God alone knows each human heart. God alone knows what each person was originally given to work with in terms of his or her psychological, physical, and even spiritual aptitudes. God alone knows the myriad factors that influence each decision people make. And God alone knows the extent to which people choose what they do out of their own free will and the extent to which their choices are the result of factors outside themselves. Unless we are intimately involved in a person’s life, this information is completely hidden from us. Hence, while there are intimate contexts in which we are to hold each other accountable, Scripture uniformly testifies that God alone is able to judge and warns us not to judge. (See Matt 7:1-5.)

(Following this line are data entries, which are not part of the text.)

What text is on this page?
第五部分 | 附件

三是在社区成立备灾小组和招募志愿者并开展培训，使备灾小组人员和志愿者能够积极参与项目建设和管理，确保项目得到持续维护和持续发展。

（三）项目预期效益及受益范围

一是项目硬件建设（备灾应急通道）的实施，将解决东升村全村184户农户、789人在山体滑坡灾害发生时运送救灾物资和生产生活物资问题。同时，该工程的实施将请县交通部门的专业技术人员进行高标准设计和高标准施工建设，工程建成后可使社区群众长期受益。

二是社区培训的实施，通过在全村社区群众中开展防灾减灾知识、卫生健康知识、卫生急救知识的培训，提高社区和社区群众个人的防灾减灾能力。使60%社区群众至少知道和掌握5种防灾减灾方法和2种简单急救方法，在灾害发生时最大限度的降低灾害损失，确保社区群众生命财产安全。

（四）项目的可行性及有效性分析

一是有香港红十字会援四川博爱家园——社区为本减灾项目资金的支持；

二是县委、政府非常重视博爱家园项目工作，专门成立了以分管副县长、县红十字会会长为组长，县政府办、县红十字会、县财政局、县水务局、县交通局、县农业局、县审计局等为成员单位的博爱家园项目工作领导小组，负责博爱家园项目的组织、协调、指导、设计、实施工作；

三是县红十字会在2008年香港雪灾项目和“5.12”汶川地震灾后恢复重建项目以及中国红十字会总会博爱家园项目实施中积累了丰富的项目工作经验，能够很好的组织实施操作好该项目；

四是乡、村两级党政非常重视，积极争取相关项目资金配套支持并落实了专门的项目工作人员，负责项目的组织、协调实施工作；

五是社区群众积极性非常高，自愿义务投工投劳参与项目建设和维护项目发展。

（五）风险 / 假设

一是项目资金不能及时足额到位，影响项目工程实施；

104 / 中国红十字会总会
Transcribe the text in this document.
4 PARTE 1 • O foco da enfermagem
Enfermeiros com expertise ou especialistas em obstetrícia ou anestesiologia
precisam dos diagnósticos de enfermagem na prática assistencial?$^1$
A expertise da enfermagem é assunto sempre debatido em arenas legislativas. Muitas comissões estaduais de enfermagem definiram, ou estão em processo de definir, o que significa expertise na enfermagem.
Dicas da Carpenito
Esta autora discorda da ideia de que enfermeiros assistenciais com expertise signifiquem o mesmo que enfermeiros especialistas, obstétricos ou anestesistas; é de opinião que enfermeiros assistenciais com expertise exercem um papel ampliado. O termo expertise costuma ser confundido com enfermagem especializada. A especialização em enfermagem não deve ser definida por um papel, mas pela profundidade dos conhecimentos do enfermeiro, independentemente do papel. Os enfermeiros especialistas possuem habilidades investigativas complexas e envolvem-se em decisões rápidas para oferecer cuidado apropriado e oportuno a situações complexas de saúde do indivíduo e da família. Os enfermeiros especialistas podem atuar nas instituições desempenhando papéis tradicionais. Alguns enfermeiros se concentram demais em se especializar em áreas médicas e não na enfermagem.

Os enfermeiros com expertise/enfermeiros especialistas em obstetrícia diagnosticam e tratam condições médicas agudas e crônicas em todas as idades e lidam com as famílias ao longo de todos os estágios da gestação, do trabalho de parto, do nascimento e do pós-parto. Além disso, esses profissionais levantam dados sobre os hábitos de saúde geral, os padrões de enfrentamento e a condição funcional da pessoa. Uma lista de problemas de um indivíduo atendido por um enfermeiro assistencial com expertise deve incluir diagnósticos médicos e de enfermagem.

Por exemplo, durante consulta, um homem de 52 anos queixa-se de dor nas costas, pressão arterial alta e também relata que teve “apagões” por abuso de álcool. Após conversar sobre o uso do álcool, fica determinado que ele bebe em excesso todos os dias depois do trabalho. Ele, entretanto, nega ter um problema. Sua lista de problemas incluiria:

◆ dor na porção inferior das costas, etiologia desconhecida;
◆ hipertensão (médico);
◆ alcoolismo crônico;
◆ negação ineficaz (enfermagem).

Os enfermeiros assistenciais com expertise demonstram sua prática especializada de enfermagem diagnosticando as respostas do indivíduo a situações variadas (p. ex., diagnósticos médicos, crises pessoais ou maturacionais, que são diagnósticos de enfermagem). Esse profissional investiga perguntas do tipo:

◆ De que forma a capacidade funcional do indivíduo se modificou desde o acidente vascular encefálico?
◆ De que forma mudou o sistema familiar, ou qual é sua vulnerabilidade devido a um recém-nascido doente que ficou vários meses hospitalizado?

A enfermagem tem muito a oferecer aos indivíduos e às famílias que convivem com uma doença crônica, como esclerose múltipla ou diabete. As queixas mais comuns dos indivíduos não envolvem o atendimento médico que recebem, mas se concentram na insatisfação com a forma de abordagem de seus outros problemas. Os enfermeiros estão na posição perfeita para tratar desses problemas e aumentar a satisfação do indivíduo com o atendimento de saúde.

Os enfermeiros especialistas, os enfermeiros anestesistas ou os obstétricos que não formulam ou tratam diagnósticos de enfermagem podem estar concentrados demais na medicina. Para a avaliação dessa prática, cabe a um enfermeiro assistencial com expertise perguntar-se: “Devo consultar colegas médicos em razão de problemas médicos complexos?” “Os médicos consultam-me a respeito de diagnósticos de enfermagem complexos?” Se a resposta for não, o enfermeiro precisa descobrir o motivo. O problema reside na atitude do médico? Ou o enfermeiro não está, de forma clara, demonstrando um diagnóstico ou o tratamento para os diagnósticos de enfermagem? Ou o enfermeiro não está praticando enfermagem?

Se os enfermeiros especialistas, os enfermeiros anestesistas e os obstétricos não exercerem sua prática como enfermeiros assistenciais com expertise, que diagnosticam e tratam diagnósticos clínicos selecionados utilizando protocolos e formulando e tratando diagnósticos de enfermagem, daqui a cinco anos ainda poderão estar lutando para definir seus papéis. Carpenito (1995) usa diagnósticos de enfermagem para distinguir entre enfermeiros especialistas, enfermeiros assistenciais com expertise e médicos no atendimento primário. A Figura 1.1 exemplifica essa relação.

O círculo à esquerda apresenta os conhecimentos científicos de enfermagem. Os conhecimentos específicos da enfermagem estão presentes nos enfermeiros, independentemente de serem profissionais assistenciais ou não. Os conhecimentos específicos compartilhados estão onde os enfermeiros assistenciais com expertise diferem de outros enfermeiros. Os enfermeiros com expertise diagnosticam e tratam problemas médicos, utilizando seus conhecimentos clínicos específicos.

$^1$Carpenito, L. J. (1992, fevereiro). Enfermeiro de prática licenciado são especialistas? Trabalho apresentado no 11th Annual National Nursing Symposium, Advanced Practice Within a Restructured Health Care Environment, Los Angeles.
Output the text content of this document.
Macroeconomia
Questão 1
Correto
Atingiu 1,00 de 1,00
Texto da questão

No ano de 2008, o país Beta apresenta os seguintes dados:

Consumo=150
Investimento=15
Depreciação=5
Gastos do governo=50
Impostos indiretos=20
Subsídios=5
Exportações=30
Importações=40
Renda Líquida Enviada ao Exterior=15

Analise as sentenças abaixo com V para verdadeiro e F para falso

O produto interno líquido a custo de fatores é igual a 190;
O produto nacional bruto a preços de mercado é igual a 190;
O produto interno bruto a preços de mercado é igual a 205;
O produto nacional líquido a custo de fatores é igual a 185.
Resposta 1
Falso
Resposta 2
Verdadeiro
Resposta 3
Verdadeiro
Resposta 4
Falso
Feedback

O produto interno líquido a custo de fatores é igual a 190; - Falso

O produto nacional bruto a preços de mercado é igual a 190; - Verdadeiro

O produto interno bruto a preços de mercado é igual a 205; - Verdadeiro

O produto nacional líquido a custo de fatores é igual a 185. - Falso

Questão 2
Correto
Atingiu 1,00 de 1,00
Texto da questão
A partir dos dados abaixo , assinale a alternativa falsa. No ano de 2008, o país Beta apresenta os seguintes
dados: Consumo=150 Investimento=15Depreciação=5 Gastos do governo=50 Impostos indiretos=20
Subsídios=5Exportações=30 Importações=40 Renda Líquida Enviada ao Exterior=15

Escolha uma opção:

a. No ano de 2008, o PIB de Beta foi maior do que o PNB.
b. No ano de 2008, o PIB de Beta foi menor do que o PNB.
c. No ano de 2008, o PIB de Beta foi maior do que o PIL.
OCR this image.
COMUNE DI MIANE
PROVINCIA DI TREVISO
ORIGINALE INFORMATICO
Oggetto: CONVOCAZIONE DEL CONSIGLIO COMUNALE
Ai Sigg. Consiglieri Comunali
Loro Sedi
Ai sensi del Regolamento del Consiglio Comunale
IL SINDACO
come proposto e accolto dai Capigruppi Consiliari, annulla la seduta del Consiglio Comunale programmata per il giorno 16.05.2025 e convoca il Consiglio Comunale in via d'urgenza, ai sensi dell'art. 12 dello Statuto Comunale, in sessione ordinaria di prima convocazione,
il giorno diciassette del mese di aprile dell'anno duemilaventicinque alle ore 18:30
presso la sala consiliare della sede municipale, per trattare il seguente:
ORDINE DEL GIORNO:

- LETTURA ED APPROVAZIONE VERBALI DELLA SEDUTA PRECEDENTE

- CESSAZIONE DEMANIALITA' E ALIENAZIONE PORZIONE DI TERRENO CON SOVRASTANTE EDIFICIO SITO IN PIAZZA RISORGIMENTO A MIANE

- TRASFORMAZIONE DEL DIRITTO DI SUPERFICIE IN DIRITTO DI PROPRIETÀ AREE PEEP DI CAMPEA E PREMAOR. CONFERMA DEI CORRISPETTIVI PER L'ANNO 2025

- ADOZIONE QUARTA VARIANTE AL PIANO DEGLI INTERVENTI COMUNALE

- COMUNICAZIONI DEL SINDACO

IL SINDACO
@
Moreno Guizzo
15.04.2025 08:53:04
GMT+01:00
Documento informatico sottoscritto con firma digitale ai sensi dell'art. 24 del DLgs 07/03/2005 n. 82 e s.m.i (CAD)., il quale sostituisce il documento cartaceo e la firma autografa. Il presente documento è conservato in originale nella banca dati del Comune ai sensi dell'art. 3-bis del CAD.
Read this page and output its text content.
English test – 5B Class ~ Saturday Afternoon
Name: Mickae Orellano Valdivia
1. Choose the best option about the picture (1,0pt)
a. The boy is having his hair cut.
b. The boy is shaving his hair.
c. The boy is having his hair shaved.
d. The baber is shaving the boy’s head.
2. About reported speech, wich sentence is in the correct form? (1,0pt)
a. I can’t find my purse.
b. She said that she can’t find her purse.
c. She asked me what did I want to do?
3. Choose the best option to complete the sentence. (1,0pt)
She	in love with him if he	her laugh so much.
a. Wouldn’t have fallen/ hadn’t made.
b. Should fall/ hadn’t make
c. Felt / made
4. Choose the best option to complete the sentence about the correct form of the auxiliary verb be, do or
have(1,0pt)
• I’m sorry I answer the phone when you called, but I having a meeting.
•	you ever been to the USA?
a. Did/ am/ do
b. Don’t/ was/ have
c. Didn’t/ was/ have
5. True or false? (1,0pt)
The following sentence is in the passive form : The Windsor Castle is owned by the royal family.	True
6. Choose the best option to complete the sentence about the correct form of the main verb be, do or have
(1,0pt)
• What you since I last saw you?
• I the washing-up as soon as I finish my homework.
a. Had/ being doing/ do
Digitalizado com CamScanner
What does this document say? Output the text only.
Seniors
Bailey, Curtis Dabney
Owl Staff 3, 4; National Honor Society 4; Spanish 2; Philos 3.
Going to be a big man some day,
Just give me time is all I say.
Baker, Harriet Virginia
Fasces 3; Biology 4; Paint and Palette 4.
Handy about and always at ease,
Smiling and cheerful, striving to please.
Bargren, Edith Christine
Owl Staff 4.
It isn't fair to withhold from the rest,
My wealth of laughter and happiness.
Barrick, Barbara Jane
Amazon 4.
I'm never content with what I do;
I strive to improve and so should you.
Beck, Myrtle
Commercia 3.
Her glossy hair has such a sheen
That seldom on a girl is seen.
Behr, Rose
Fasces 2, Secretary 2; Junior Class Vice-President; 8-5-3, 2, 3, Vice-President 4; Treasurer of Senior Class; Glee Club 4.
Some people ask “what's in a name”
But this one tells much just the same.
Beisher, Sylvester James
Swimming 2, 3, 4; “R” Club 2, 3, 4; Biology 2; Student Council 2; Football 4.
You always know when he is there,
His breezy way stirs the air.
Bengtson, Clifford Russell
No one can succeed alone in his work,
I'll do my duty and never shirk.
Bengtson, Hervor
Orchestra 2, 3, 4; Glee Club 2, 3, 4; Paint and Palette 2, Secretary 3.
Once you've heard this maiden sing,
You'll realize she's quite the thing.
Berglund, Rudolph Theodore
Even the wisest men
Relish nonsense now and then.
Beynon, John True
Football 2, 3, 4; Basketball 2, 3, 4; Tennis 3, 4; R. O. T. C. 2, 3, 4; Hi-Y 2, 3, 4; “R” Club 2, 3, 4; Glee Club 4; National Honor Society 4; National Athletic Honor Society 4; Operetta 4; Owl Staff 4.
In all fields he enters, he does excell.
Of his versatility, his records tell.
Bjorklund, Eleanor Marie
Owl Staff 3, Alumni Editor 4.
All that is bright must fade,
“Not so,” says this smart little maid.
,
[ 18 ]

The essence of sin according to the Genesis account is the transgression of this proper boundary. We are not satisfied with being God-like in our capacity to love; we also want to become God-like in our capacity to judge, which is how the serpent tempts us. But in aspiring toward the latter, we lose our capacity for the former, for unlike God, we cannot judge and love at the same time.
The essence of sin is that we play God. We critically assess and evaluate everything and everyone from our limited, finite, biased perspective. Instead of simply receiving life from the Tree of Life, we try to derive our likeness of God, our life and worth, from that which is forbidden at the center or our existence, the knowledge of good and evil.